TALLADEGA, Ala. -- Ricky Stenhouse Jr. nearly didn't see his father in Victory Lane on Sunday at Talladega Superspeedway.
That's because his father, Ricky Stenhouse Sr., almost didn't get there.
The elder Stenhouse watched the race from Turn 3, and when he saw his son win for the first time in 158 career NASCAR Cup starts, he wanted to celebrate. And he apparently was willing to do just about anything to get to his son, who was parked in the celebration area behind the frontstretch.
At first, the excited man in his mid-50s tried to climb the Turn 3 fence to get on the track and run to Victory Lane.
"He found out he couldn't," Talladega spokesman Russell Branham said.

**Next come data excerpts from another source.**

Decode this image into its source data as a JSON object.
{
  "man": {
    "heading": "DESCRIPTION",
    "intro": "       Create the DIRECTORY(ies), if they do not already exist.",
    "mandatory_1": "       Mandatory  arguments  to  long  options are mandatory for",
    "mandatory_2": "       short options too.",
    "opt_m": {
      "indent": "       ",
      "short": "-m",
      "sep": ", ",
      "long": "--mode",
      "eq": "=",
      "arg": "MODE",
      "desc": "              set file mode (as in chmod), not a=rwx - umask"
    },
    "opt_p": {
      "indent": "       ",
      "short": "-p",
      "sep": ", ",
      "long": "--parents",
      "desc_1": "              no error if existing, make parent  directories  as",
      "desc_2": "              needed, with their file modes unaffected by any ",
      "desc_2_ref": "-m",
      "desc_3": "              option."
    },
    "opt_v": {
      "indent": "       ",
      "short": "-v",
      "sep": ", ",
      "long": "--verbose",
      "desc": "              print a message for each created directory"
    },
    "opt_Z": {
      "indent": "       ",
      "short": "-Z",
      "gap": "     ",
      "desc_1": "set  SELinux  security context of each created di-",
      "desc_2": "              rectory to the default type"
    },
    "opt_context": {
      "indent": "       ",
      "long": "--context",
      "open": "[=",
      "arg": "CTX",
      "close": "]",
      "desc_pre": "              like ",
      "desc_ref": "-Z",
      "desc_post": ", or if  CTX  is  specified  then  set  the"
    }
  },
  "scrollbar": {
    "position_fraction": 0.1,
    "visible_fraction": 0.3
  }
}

Stenhouse's father eventually ran on the road that runs on the perimeter of the track -- probably at least a half-mile -- to the Turn 4 tunnel, but no one is allowed to walk through the tunnel. So track security promptly put the determined Ricky Sr. in a vehicle to calm him down. The detention was short-lived.
"They called our director of security, and our security guy said, 'Take him to Victory Lane,'" Branham said.
Apparently, this wasn't the first attempt by Stenhouse's father to climb a fence. After an ARCA victory at Kentucky Speedway in 2008, Stenhouse Jr. figured his father had climbed the backstretch fence. So he went looking for his dad.
"When I won at Kentucky, he climbed the fence, and I climbed the other side and met him at the top," Stenhouse Jr. said.
Stenhouse Jr. said his father already was stressed because his golf cart was apparently stolen Saturday.
"My dad has done so much for me and my career," Stenhouse Jr. said. "Everything I have learned is from him."